Khushi continued her narration of the ordeal by saying that while they were walking on their way, a drunk man hurled abusive comments at them. “The Situation turned ugly when despite several requests to not follow us, the man kept chasing us and hurling abuses at us. I would not have hit him, but he passed a coarse comment, for which any human being would have slapped him as I did,” Khushi said.

The most shameful part in this episode, Khushi feels, was the fact that instead of holding the man back and trying to break the fight, the bystanders (men) started clicking photographs and making videos of the incident. The video was shot for several minutes and the man in this viral video can be seen slapping Khushi and trying to toss her onto the ground. “Yet nobody stopped him, in fact, they were making fun of me,” she added.

The video went viral, but it did not shock Khushi. She also added, “We have turned into such a society where the sufferings of others become a joy for many. Before even commenting on the video, nobody tries to find the other side of the story. People just want entertainment. This is not a funny incident. It is a collective shame for the Kashmiri society.”

Khushi expressed shock that the video went viral on Facebook, a few days earlier. And the unfortunate incident had pushed Khushi into mental trauma.

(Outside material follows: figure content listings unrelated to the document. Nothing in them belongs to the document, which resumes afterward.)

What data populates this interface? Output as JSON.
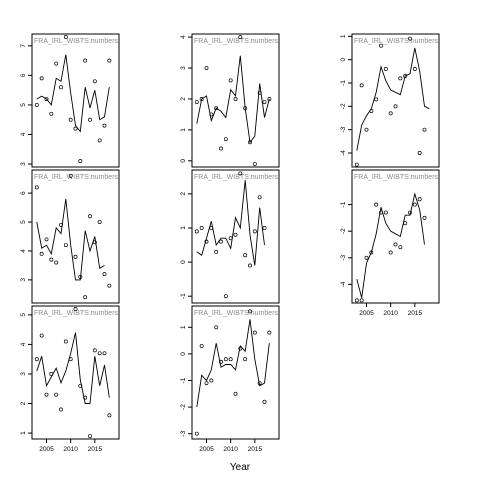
{
  "xlabel": "Year",
  "chart_data": [
    {
      "type": "line",
      "label": "FRA_IRL_WIBTS:numbers",
      "ylim": [
        2.9,
        7.4
      ],
      "yticks": [
        3,
        4,
        5,
        6,
        7
      ],
      "xlim": [
        2002,
        2020
      ],
      "xticks": [],
      "points": [
        [
          2003,
          5.0
        ],
        [
          2004,
          5.9
        ],
        [
          2005,
          5.2
        ],
        [
          2006,
          4.7
        ],
        [
          2007,
          6.4
        ],
        [
          2008,
          5.6
        ],
        [
          2009,
          7.3
        ],
        [
          2010,
          4.5
        ],
        [
          2011,
          4.2
        ],
        [
          2012,
          3.1
        ],
        [
          2013,
          6.5
        ],
        [
          2014,
          4.5
        ],
        [
          2015,
          5.8
        ],
        [
          2016,
          3.8
        ],
        [
          2017,
          4.3
        ],
        [
          2018,
          6.5
        ]
      ],
      "line": [
        [
          2003,
          5.2
        ],
        [
          2004,
          5.3
        ],
        [
          2005,
          5.2
        ],
        [
          2006,
          5.0
        ],
        [
          2007,
          5.9
        ],
        [
          2008,
          5.8
        ],
        [
          2009,
          6.7
        ],
        [
          2010,
          5.4
        ],
        [
          2011,
          4.3
        ],
        [
          2012,
          4.1
        ],
        [
          2013,
          5.6
        ],
        [
          2014,
          4.9
        ],
        [
          2015,
          5.5
        ],
        [
          2016,
          4.5
        ],
        [
          2017,
          4.6
        ],
        [
          2018,
          5.6
        ]
      ]
    },
    {
      "type": "line",
      "label": "FRA_IRL_WIBTS:numbers",
      "ylim": [
        -0.2,
        4.1
      ],
      "yticks": [
        0,
        1,
        2,
        3,
        4
      ],
      "xlim": [
        2002,
        2020
      ],
      "xticks": [],
      "points": [
        [
          2003,
          1.9
        ],
        [
          2004,
          2.0
        ],
        [
          2005,
          3.0
        ],
        [
          2006,
          1.5
        ],
        [
          2007,
          1.7
        ],
        [
          2008,
          0.4
        ],
        [
          2009,
          0.7
        ],
        [
          2010,
          2.6
        ],
        [
          2011,
          2.0
        ],
        [
          2012,
          4.0
        ],
        [
          2013,
          1.7
        ],
        [
          2014,
          0.6
        ],
        [
          2015,
          -0.1
        ],
        [
          2016,
          2.2
        ],
        [
          2017,
          1.9
        ],
        [
          2018,
          2.0
        ]
      ],
      "line": [
        [
          2003,
          1.2
        ],
        [
          2004,
          2.0
        ],
        [
          2005,
          2.1
        ],
        [
          2006,
          1.3
        ],
        [
          2007,
          1.7
        ],
        [
          2008,
          1.6
        ],
        [
          2009,
          1.4
        ],
        [
          2010,
          2.3
        ],
        [
          2011,
          2.1
        ],
        [
          2012,
          3.4
        ],
        [
          2013,
          1.7
        ],
        [
          2014,
          0.6
        ],
        [
          2015,
          0.8
        ],
        [
          2016,
          2.5
        ],
        [
          2017,
          1.4
        ],
        [
          2018,
          2.0
        ]
      ]
    },
    {
      "type": "line",
      "label": "FRA_IRL_WIBTS:numbers",
      "ylim": [
        -4.6,
        1.1
      ],
      "yticks": [
        -4,
        -3,
        -2,
        -1,
        0,
        1
      ],
      "xlim": [
        2002,
        2020
      ],
      "xticks": [],
      "points": [
        [
          2003,
          -4.5
        ],
        [
          2004,
          -1.1
        ],
        [
          2005,
          -3.0
        ],
        [
          2006,
          -2.2
        ],
        [
          2007,
          -1.7
        ],
        [
          2008,
          0.6
        ],
        [
          2009,
          -0.4
        ],
        [
          2010,
          -2.3
        ],
        [
          2011,
          -2.0
        ],
        [
          2012,
          -0.8
        ],
        [
          2013,
          -0.7
        ],
        [
          2014,
          0.9
        ],
        [
          2015,
          -0.4
        ],
        [
          2016,
          -4.0
        ],
        [
          2017,
          -3.0
        ]
      ],
      "line": [
        [
          2003,
          -3.9
        ],
        [
          2004,
          -2.8
        ],
        [
          2005,
          -2.4
        ],
        [
          2006,
          -2.1
        ],
        [
          2007,
          -1.4
        ],
        [
          2008,
          -0.3
        ],
        [
          2009,
          -0.9
        ],
        [
          2010,
          -1.3
        ],
        [
          2011,
          -1.4
        ],
        [
          2012,
          -1.5
        ],
        [
          2013,
          -0.7
        ],
        [
          2014,
          -0.6
        ],
        [
          2015,
          0.5
        ],
        [
          2016,
          -0.5
        ],
        [
          2017,
          -2.0
        ],
        [
          2018,
          -2.1
        ]
      ]
    },
    {
      "type": "line",
      "label": "FRA_IRL_WIBTS:numbers",
      "ylim": [
        2.2,
        6.8
      ],
      "yticks": [
        3,
        4,
        5,
        6
      ],
      "xlim": [
        2002,
        2020
      ],
      "xticks": [],
      "points": [
        [
          2003,
          6.2
        ],
        [
          2004,
          3.9
        ],
        [
          2005,
          4.4
        ],
        [
          2006,
          3.7
        ],
        [
          2007,
          3.6
        ],
        [
          2008,
          4.9
        ],
        [
          2009,
          4.2
        ],
        [
          2010,
          6.6
        ],
        [
          2011,
          3.8
        ],
        [
          2012,
          3.1
        ],
        [
          2013,
          2.4
        ],
        [
          2014,
          5.2
        ],
        [
          2015,
          4.3
        ],
        [
          2016,
          5.0
        ],
        [
          2017,
          3.2
        ],
        [
          2018,
          2.8
        ]
      ],
      "line": [
        [
          2003,
          5.0
        ],
        [
          2004,
          4.1
        ],
        [
          2005,
          4.2
        ],
        [
          2006,
          3.9
        ],
        [
          2007,
          4.8
        ],
        [
          2008,
          4.6
        ],
        [
          2009,
          5.8
        ],
        [
          2010,
          4.2
        ],
        [
          2011,
          3.0
        ],
        [
          2012,
          3.0
        ],
        [
          2013,
          4.7
        ],
        [
          2014,
          4.0
        ],
        [
          2015,
          4.5
        ],
        [
          2016,
          3.4
        ],
        [
          2017,
          3.5
        ]
      ]
    },
    {
      "type": "line",
      "label": "FRA_IRL_WIBTS:numbers",
      "ylim": [
        -1.2,
        2.7
      ],
      "yticks": [
        -1,
        0,
        1,
        2
      ],
      "xlim": [
        2002,
        2020
      ],
      "xticks": [],
      "points": [
        [
          2003,
          0.9
        ],
        [
          2004,
          1.0
        ],
        [
          2005,
          0.6
        ],
        [
          2006,
          1.0
        ],
        [
          2007,
          0.3
        ],
        [
          2008,
          0.6
        ],
        [
          2009,
          -1.0
        ],
        [
          2010,
          0.7
        ],
        [
          2011,
          0.8
        ],
        [
          2012,
          2.6
        ],
        [
          2013,
          0.2
        ],
        [
          2014,
          -0.1
        ],
        [
          2015,
          0.9
        ],
        [
          2016,
          1.9
        ],
        [
          2017,
          1.0
        ]
      ],
      "line": [
        [
          2003,
          0.3
        ],
        [
          2004,
          0.2
        ],
        [
          2005,
          0.7
        ],
        [
          2006,
          1.2
        ],
        [
          2007,
          0.5
        ],
        [
          2008,
          0.7
        ],
        [
          2009,
          0.7
        ],
        [
          2010,
          0.4
        ],
        [
          2011,
          1.3
        ],
        [
          2012,
          1.0
        ],
        [
          2013,
          2.4
        ],
        [
          2014,
          0.8
        ],
        [
          2015,
          -0.1
        ],
        [
          2016,
          1.6
        ],
        [
          2017,
          0.5
        ]
      ]
    },
    {
      "type": "line",
      "label": "FRA_IRL_WIBTS:numbers",
      "ylim": [
        -4.7,
        0.3
      ],
      "yticks": [
        -4,
        -3,
        -2,
        -1
      ],
      "xlim": [
        2002,
        2020
      ],
      "xticks": [
        2005,
        2010,
        2015
      ],
      "points": [
        [
          2003,
          -4.6
        ],
        [
          2004,
          -4.6
        ],
        [
          2005,
          -3.0
        ],
        [
          2006,
          -2.8
        ],
        [
          2007,
          -1.0
        ],
        [
          2008,
          -1.3
        ],
        [
          2009,
          -1.3
        ],
        [
          2010,
          -2.8
        ],
        [
          2011,
          -2.5
        ],
        [
          2012,
          -2.6
        ],
        [
          2013,
          -1.7
        ],
        [
          2014,
          -1.3
        ],
        [
          2015,
          -1.0
        ],
        [
          2016,
          -0.8
        ],
        [
          2017,
          -1.5
        ]
      ],
      "line": [
        [
          2003,
          -3.8
        ],
        [
          2004,
          -4.5
        ],
        [
          2005,
          -3.2
        ],
        [
          2006,
          -2.8
        ],
        [
          2007,
          -2.1
        ],
        [
          2008,
          -1.1
        ],
        [
          2009,
          -1.7
        ],
        [
          2010,
          -2.0
        ],
        [
          2011,
          -2.1
        ],
        [
          2012,
          -2.2
        ],
        [
          2013,
          -1.4
        ],
        [
          2014,
          -1.4
        ],
        [
          2015,
          -0.6
        ],
        [
          2016,
          -1.2
        ],
        [
          2017,
          -2.5
        ]
      ]
    },
    {
      "type": "line",
      "label": "FRA_IRL_WIBTS:numbers",
      "ylim": [
        0.8,
        5.3
      ],
      "yticks": [
        1,
        2,
        3,
        4,
        5
      ],
      "xlim": [
        2002,
        2020
      ],
      "xticks": [
        2005,
        2010,
        2015
      ],
      "points": [
        [
          2003,
          3.5
        ],
        [
          2004,
          4.3
        ],
        [
          2005,
          2.3
        ],
        [
          2006,
          3.0
        ],
        [
          2007,
          2.3
        ],
        [
          2008,
          1.8
        ],
        [
          2009,
          4.1
        ],
        [
          2010,
          3.5
        ],
        [
          2011,
          5.2
        ],
        [
          2012,
          2.6
        ],
        [
          2013,
          2.2
        ],
        [
          2014,
          0.9
        ],
        [
          2015,
          3.8
        ],
        [
          2016,
          3.7
        ],
        [
          2017,
          3.7
        ],
        [
          2018,
          1.6
        ]
      ],
      "line": [
        [
          2003,
          3.1
        ],
        [
          2004,
          3.6
        ],
        [
          2005,
          2.6
        ],
        [
          2006,
          2.9
        ],
        [
          2007,
          3.2
        ],
        [
          2008,
          2.7
        ],
        [
          2009,
          3.1
        ],
        [
          2010,
          3.7
        ],
        [
          2011,
          4.4
        ],
        [
          2012,
          2.8
        ],
        [
          2013,
          2.0
        ],
        [
          2014,
          2.0
        ],
        [
          2015,
          3.6
        ],
        [
          2016,
          2.6
        ],
        [
          2017,
          3.3
        ],
        [
          2018,
          2.2
        ]
      ]
    },
    {
      "type": "line",
      "label": "FRA_IRL_WIBTS:numbers",
      "ylim": [
        -3.2,
        1.8
      ],
      "yticks": [
        -3,
        -2,
        -1,
        0,
        1
      ],
      "xlim": [
        2002,
        2020
      ],
      "xticks": [
        2005,
        2010,
        2015
      ],
      "points": [
        [
          2003,
          -3.0
        ],
        [
          2004,
          0.3
        ],
        [
          2005,
          -1.1
        ],
        [
          2006,
          -1.0
        ],
        [
          2007,
          1.0
        ],
        [
          2008,
          -0.3
        ],
        [
          2009,
          -0.2
        ],
        [
          2010,
          -0.2
        ],
        [
          2011,
          -1.5
        ],
        [
          2012,
          0.2
        ],
        [
          2013,
          -0.2
        ],
        [
          2014,
          1.6
        ],
        [
          2015,
          0.8
        ],
        [
          2016,
          -1.1
        ],
        [
          2017,
          -1.8
        ],
        [
          2018,
          0.8
        ]
      ],
      "line": [
        [
          2003,
          -2.0
        ],
        [
          2004,
          -0.8
        ],
        [
          2005,
          -1.0
        ],
        [
          2006,
          -0.6
        ],
        [
          2007,
          0.4
        ],
        [
          2008,
          -0.5
        ],
        [
          2009,
          -0.4
        ],
        [
          2010,
          -0.4
        ],
        [
          2011,
          -0.6
        ],
        [
          2012,
          0.3
        ],
        [
          2013,
          0.1
        ],
        [
          2014,
          1.3
        ],
        [
          2015,
          -0.2
        ],
        [
          2016,
          -1.2
        ],
        [
          2017,
          -1.1
        ],
        [
          2018,
          0.4
        ]
      ]
    }
  ]
}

She was appalled that people do not share the videos of hunger, poverty and other issues prevailing in the society and instead devote their time in humiliating the marginalized on social media.

Khushi was also quoted by news reports as saying – it took her a month to come out of the mental shock she underwent after the incident. “I did not react to our abuser but it was disheartening to witness the silence of the public watching the entire incident,” she confided.

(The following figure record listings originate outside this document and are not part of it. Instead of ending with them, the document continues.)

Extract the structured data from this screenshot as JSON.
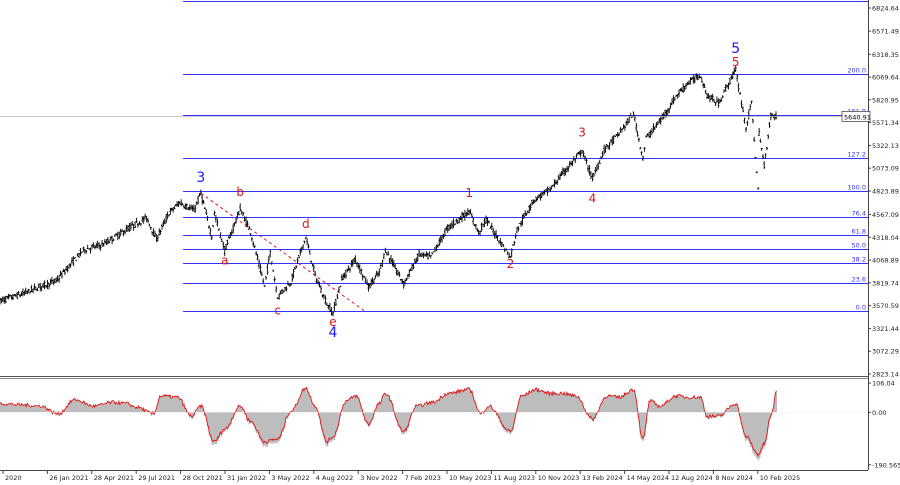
{
  "colors": {
    "fib_line": "#3333ff",
    "price": "#000000",
    "wave_primary": "#1a1aff",
    "wave_minor": "#e01515",
    "osc_hist": "#bdbdbd",
    "osc_line": "#e01515",
    "trendline": "#e01515",
    "axis_text": "#222222",
    "price_tag_bg": "#ffffff"
  },
  "current_price_label": "5640.91",
  "chart_data": [
    {
      "type": "line",
      "title": "",
      "price_axis_ticks": [
        "6824.64",
        "6571.49",
        "6318.35",
        "6069.64",
        "5820.95",
        "5571.34",
        "5322.13",
        "5073.09",
        "4823.89",
        "4567.09",
        "4318.04",
        "4068.89",
        "3819.74",
        "3570.59",
        "3321.44",
        "3072.29",
        "2823.14"
      ],
      "date_ticks": [
        "2020",
        "26 Jan 2021",
        "28 Apr 2021",
        "29 Jul 2021",
        "28 Oct 2021",
        "31 Jan 2022",
        "3 May 2022",
        "4 Aug 2022",
        "3 Nov 2022",
        "7 Feb 2023",
        "10 May 2023",
        "11 Aug 2023",
        "10 Nov 2023",
        "13 Feb 2024",
        "14 May 2024",
        "12 Aug 2024",
        "8 Nov 2024",
        "10 Feb 2025"
      ],
      "fib_levels": [
        {
          "label": "200.0",
          "price": 6100
        },
        {
          "label": "161.8",
          "price": 5660
        },
        {
          "label": "127.2",
          "price": 5190
        },
        {
          "label": "100.0",
          "price": 4820
        },
        {
          "label": "76.4",
          "price": 4540
        },
        {
          "label": "61.8",
          "price": 4340
        },
        {
          "label": "50.0",
          "price": 4190
        },
        {
          "label": "38.2",
          "price": 4040
        },
        {
          "label": "23.6",
          "price": 3820
        },
        {
          "label": "0.0",
          "price": 3510
        }
      ],
      "series": [
        {
          "values": [
            [
              "2020-11-01",
              3620
            ],
            [
              "2020-12-20",
              3700
            ],
            [
              "2021-01-26",
              3780
            ],
            [
              "2021-03-01",
              3840
            ],
            [
              "2021-04-28",
              4180
            ],
            [
              "2021-06-10",
              4240
            ],
            [
              "2021-07-29",
              4400
            ],
            [
              "2021-09-10",
              4530
            ],
            [
              "2021-10-01",
              4300
            ],
            [
              "2021-10-28",
              4580
            ],
            [
              "2021-11-20",
              4700
            ],
            [
              "2021-12-20",
              4610
            ],
            [
              "2022-01-04",
              4800
            ],
            [
              "2022-01-27",
              4330
            ],
            [
              "2022-02-02",
              4580
            ],
            [
              "2022-02-24",
              4170
            ],
            [
              "2022-03-29",
              4630
            ],
            [
              "2022-04-20",
              4380
            ],
            [
              "2022-05-20",
              3780
            ],
            [
              "2022-06-01",
              4150
            ],
            [
              "2022-06-17",
              3670
            ],
            [
              "2022-07-15",
              3830
            ],
            [
              "2022-08-16",
              4320
            ],
            [
              "2022-09-05",
              3900
            ],
            [
              "2022-09-30",
              3590
            ],
            [
              "2022-10-13",
              3490
            ],
            [
              "2022-11-01",
              3860
            ],
            [
              "2022-11-30",
              4080
            ],
            [
              "2022-12-28",
              3780
            ],
            [
              "2023-01-20",
              3930
            ],
            [
              "2023-02-02",
              4180
            ],
            [
              "2023-03-13",
              3810
            ],
            [
              "2023-04-15",
              4130
            ],
            [
              "2023-05-10",
              4100
            ],
            [
              "2023-06-15",
              4420
            ],
            [
              "2023-07-31",
              4600
            ],
            [
              "2023-08-20",
              4370
            ],
            [
              "2023-09-05",
              4510
            ],
            [
              "2023-10-27",
              4100
            ],
            [
              "2023-11-10",
              4400
            ],
            [
              "2023-12-15",
              4720
            ],
            [
              "2024-01-20",
              4840
            ],
            [
              "2024-02-13",
              5000
            ],
            [
              "2024-03-28",
              5260
            ],
            [
              "2024-04-19",
              4960
            ],
            [
              "2024-05-14",
              5270
            ],
            [
              "2024-06-15",
              5450
            ],
            [
              "2024-07-16",
              5670
            ],
            [
              "2024-08-05",
              5180
            ],
            [
              "2024-08-12",
              5400
            ],
            [
              "2024-09-15",
              5620
            ],
            [
              "2024-10-15",
              5860
            ],
            [
              "2024-11-08",
              6000
            ],
            [
              "2024-12-06",
              6090
            ],
            [
              "2024-12-20",
              5870
            ],
            [
              "2025-01-13",
              5780
            ],
            [
              "2025-02-19",
              6150
            ],
            [
              "2025-03-13",
              5520
            ],
            [
              "2025-03-25",
              5780
            ],
            [
              "2025-04-08",
              4830
            ],
            [
              "2025-04-10",
              5460
            ],
            [
              "2025-04-21",
              5100
            ],
            [
              "2025-05-05",
              5650
            ],
            [
              "2025-05-19",
              5640
            ]
          ]
        }
      ],
      "wave_labels": [
        {
          "text": "3",
          "date": "2022-01-04",
          "price": 4920,
          "style": "primary"
        },
        {
          "text": "4",
          "date": "2022-10-13",
          "price": 3230,
          "style": "primary"
        },
        {
          "text": "5",
          "date": "2025-02-19",
          "price": 6330,
          "style": "primary"
        },
        {
          "text": "a",
          "date": "2022-02-24",
          "price": 4020,
          "style": "minor"
        },
        {
          "text": "b",
          "date": "2022-03-29",
          "price": 4770,
          "style": "minor"
        },
        {
          "text": "c",
          "date": "2022-06-17",
          "price": 3475,
          "style": "minor"
        },
        {
          "text": "d",
          "date": "2022-08-16",
          "price": 4420,
          "style": "minor"
        },
        {
          "text": "e",
          "date": "2022-10-13",
          "price": 3350,
          "style": "minor"
        },
        {
          "text": "1",
          "date": "2023-07-31",
          "price": 4760,
          "style": "minor"
        },
        {
          "text": "2",
          "date": "2023-10-27",
          "price": 3980,
          "style": "minor"
        },
        {
          "text": "3",
          "date": "2024-03-28",
          "price": 5420,
          "style": "minor"
        },
        {
          "text": "4",
          "date": "2024-04-19",
          "price": 4700,
          "style": "minor"
        },
        {
          "text": "5",
          "date": "2025-02-19",
          "price": 6190,
          "style": "minor"
        }
      ],
      "trendline": {
        "from": {
          "date": "2022-01-04",
          "price": 4800
        },
        "to": {
          "date": "2022-12-20",
          "price": 3510
        }
      },
      "oscillator": {
        "ticks": [
          "106.04",
          "0.00",
          "-190.565"
        ],
        "ylim": [
          -195,
          110
        ],
        "values": [
          [
            "2020-11-01",
            30
          ],
          [
            "2020-12-15",
            25
          ],
          [
            "2021-01-26",
            20
          ],
          [
            "2021-03-05",
            -10
          ],
          [
            "2021-04-10",
            45
          ],
          [
            "2021-05-20",
            20
          ],
          [
            "2021-07-01",
            35
          ],
          [
            "2021-07-29",
            30
          ],
          [
            "2021-08-20",
            15
          ],
          [
            "2021-09-25",
            -10
          ],
          [
            "2021-10-10",
            60
          ],
          [
            "2021-11-15",
            55
          ],
          [
            "2021-12-15",
            -20
          ],
          [
            "2022-01-04",
            20
          ],
          [
            "2022-02-01",
            -120
          ],
          [
            "2022-02-24",
            -70
          ],
          [
            "2022-03-29",
            20
          ],
          [
            "2022-04-20",
            -40
          ],
          [
            "2022-05-20",
            -120
          ],
          [
            "2022-06-17",
            -110
          ],
          [
            "2022-07-15",
            0
          ],
          [
            "2022-08-16",
            90
          ],
          [
            "2022-09-05",
            20
          ],
          [
            "2022-09-30",
            -120
          ],
          [
            "2022-10-13",
            -100
          ],
          [
            "2022-11-10",
            40
          ],
          [
            "2022-12-01",
            60
          ],
          [
            "2022-12-28",
            -50
          ],
          [
            "2023-01-20",
            30
          ],
          [
            "2023-02-02",
            70
          ],
          [
            "2023-03-13",
            -80
          ],
          [
            "2023-04-10",
            20
          ],
          [
            "2023-05-15",
            35
          ],
          [
            "2023-06-15",
            70
          ],
          [
            "2023-07-31",
            85
          ],
          [
            "2023-08-25",
            -10
          ],
          [
            "2023-09-10",
            20
          ],
          [
            "2023-10-27",
            -80
          ],
          [
            "2023-11-20",
            60
          ],
          [
            "2023-12-20",
            85
          ],
          [
            "2024-01-20",
            70
          ],
          [
            "2024-02-15",
            70
          ],
          [
            "2024-03-15",
            60
          ],
          [
            "2024-04-19",
            -30
          ],
          [
            "2024-05-20",
            60
          ],
          [
            "2024-06-15",
            55
          ],
          [
            "2024-07-16",
            85
          ],
          [
            "2024-08-05",
            -110
          ],
          [
            "2024-08-20",
            40
          ],
          [
            "2024-09-10",
            20
          ],
          [
            "2024-10-15",
            60
          ],
          [
            "2024-11-08",
            55
          ],
          [
            "2024-12-06",
            55
          ],
          [
            "2024-12-20",
            -20
          ],
          [
            "2025-01-13",
            -20
          ],
          [
            "2025-02-19",
            30
          ],
          [
            "2025-03-13",
            -100
          ],
          [
            "2025-04-08",
            -170
          ],
          [
            "2025-04-21",
            -130
          ],
          [
            "2025-05-05",
            -20
          ],
          [
            "2025-05-19",
            90
          ]
        ]
      }
    }
  ]
}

As a social worker, Khushi works for the welfare of the Kashmiri transgender community, which is deprived of any means of income due to their stigmatized presence in the cis-gender community.

“I believe Allah does not teach us to discriminate. Our God is the same. There are no differences in Islam among genders, religions, castes, and the like,” she added.

Walter Bockting, a professor of medical psychology and the co-director of the LGBT Health Initiative (NY State Psychiatric Institute), says that Transgender refers to having a gender identity that differs from one’s sex assigned at birth. “Gender identity” refers to the basic conviction of being a man, woman or another gender (e.g., bigender, genderqueer, gender questioning, gender nonconforming).

Some transgender people do transition and others do not. Transition refers to a change in gender roles and it is not for everyone. A change in gender role may also be part-time or involve changes in some parts of gender expression and not in others. For example, some transgender women only present in the female gender role at the time of their choosing while socializing.

Bockting believes that the child appears to be negatively affected by stigma attached to gender nonconformity. He says that the child is showing signs of experiencing gender dysphoria, which refers to the distress they may experience as a result of a conflict between sex assigned at birth and gender identity/role.

Khushi is proud of her gender identity and believes that it is high time for the people to make themselves aware of the identities existing beyond the ones encouraged by the heteronormative world.